If, after considering the identified conditions and events in the aggregate, the auditor believes that there is substantial doubt about the ability of the entity to continue as a going concern, the auditor should consider management’s plans for dealing with the adverse effects of the conditions and events. The auditor should obtain information about the plans, and consider whether it is likely that the adverse effects will be mitigated for a reasonable period of time. The auditor should also consider whether such plans can be effectively implemented based on the adequacy of information supplied by management. The auditor’s considerations relating to management plans may include the following:
· Plans to dispose of assets
· Plans to borrow money or restructure debt
· Plans to reduce or delay expenditures
· Plans to increase ownership equity
In October 2008, the Financial Accounting Standards Board (FASB) issued a proposed standard addressing going concern that would require management to consider all available information about the future in order to evaluate whether there is substantial doubt about the entity’s ability to continue as a going concern for a reasonable period of time. In addition, the proposed standard indicates that a reasonable period of time is at least, but not limited to, one year from the date of the current financial statements. The FASB believes that since financial statements belong to management, management should be evaluating going concern related matters and the potential disclosures that are associated with going concern problems.
So now the standards are refined so that all information is considered while addressing the going concern of an entity. Why wasn’t this done before? Not refining the standard but looking at all the information surrounding an entity while analysing its going concern? Isn’t this something that should be normal?
The FASB believes that since financial statements belong to management, management should be evaluating going concern related matters and the potential disclosures that are associated with going concern problems.
Oh really……so before they belonged to the noobs who didn’t have anything to do with it!!!

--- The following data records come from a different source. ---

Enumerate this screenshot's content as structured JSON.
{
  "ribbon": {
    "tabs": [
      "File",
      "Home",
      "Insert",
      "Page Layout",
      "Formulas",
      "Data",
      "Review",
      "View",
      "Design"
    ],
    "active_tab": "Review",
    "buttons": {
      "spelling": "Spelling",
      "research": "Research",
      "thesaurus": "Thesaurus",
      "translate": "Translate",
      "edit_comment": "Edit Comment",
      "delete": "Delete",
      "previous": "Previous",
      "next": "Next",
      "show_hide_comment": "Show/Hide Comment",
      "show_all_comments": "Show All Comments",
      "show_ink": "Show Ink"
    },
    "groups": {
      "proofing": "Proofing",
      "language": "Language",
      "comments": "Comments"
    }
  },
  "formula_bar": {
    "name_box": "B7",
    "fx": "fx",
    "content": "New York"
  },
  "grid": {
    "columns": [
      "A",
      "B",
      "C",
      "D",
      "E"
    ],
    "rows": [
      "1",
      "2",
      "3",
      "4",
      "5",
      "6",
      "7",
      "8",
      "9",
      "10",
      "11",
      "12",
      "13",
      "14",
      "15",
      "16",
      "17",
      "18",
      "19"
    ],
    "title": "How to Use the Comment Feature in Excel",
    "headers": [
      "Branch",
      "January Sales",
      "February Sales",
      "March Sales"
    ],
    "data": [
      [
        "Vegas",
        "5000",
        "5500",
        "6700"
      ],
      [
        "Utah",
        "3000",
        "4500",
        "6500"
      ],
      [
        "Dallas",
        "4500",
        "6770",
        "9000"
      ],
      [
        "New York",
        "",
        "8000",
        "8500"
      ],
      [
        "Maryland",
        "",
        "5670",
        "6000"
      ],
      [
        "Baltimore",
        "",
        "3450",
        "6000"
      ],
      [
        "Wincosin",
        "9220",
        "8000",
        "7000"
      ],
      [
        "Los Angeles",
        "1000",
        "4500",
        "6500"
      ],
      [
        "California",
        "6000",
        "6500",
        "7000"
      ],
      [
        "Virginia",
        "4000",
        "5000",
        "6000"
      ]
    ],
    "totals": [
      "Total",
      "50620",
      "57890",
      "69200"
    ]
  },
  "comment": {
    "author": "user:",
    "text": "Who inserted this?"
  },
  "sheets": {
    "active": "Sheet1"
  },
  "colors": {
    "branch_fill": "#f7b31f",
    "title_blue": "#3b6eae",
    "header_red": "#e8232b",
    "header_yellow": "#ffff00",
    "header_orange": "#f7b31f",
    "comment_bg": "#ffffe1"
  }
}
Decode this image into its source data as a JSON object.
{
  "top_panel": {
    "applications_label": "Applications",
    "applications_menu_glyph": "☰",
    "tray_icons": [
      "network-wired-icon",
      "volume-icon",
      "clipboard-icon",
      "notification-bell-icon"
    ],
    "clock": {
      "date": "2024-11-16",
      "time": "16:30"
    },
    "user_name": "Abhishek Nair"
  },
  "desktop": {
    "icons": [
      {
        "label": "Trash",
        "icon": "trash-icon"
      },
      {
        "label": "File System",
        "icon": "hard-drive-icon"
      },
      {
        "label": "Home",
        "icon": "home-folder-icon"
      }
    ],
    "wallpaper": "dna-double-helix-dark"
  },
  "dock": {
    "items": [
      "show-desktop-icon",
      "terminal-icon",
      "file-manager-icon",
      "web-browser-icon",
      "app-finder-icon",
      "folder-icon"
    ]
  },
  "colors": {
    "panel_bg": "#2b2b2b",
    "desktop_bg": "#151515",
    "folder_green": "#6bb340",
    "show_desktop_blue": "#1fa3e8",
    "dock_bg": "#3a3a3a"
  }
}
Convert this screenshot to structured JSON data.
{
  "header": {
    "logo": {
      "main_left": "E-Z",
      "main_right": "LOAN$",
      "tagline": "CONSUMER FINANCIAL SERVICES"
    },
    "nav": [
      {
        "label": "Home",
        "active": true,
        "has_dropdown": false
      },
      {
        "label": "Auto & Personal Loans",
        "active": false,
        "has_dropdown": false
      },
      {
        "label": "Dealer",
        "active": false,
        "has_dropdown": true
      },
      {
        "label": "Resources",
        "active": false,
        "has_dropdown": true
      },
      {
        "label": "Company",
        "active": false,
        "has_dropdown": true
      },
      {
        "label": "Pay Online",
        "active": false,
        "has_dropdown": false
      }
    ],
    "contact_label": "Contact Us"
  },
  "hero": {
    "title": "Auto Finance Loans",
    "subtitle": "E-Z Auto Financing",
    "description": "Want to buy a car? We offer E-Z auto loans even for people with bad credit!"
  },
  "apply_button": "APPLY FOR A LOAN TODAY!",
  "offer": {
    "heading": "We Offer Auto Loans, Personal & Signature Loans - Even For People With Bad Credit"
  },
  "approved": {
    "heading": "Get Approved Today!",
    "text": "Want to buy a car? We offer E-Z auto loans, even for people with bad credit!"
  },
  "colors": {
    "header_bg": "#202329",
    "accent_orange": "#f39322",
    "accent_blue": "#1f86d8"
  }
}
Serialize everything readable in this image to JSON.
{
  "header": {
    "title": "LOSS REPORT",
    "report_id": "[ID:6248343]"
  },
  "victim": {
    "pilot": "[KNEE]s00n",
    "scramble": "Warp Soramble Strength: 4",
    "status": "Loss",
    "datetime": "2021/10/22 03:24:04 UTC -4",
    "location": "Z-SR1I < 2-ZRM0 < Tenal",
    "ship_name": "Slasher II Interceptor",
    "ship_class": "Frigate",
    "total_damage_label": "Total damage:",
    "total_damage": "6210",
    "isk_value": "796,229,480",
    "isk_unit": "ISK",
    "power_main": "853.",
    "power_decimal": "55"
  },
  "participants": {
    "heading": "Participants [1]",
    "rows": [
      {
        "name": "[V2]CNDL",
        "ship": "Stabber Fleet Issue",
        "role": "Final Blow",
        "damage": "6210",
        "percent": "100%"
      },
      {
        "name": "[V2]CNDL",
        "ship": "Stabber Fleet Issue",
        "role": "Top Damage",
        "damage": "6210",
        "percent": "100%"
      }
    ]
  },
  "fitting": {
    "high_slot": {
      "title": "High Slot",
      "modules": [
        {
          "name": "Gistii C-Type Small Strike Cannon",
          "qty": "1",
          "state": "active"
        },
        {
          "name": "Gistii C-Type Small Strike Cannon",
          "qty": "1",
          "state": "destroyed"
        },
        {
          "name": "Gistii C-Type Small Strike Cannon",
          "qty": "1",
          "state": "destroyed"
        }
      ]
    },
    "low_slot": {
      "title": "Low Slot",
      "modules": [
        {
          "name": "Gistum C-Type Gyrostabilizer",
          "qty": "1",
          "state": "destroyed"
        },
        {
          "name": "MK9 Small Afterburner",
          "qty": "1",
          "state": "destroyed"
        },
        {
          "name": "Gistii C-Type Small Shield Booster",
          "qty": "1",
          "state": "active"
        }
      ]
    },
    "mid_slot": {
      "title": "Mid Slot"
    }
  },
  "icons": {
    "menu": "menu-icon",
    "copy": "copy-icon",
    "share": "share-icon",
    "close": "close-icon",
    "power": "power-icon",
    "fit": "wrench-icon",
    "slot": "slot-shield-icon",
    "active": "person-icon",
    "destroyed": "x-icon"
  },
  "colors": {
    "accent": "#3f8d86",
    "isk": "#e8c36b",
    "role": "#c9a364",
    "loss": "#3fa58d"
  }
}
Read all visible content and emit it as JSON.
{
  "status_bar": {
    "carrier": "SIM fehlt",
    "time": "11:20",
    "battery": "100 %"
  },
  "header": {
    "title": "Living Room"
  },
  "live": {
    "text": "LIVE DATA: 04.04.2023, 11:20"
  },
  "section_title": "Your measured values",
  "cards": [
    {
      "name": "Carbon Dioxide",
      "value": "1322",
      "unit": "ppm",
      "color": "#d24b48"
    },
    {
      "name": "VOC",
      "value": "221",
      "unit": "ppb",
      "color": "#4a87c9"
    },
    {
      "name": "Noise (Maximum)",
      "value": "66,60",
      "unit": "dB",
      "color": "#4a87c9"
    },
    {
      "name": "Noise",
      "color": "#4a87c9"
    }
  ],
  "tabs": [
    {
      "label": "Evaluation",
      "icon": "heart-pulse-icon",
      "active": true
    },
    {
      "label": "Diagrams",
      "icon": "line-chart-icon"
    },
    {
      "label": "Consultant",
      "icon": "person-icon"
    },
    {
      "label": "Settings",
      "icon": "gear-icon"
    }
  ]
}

The FASB is projecting to issue its final going concern standard in the fourth quarter of 2009, and that standard could be effective for the December 31, 2009 financial statements. Companies are encouraged to communicate early with their auditors to help avoid delays during the audit. The best way to avoid receiving a going concern opinion is to identify potential issues and establish a plan as early as possible. With the current economic conditions, many companies will be able to identify with at least one of the indicator situations mentioned above. Link Shawn
Going concern analysis has always been in place however this time some companies may actually have to create a plan and do more work to prove why it is a going concern. All thanks to ofcourse financial crises that made the "r" word common again.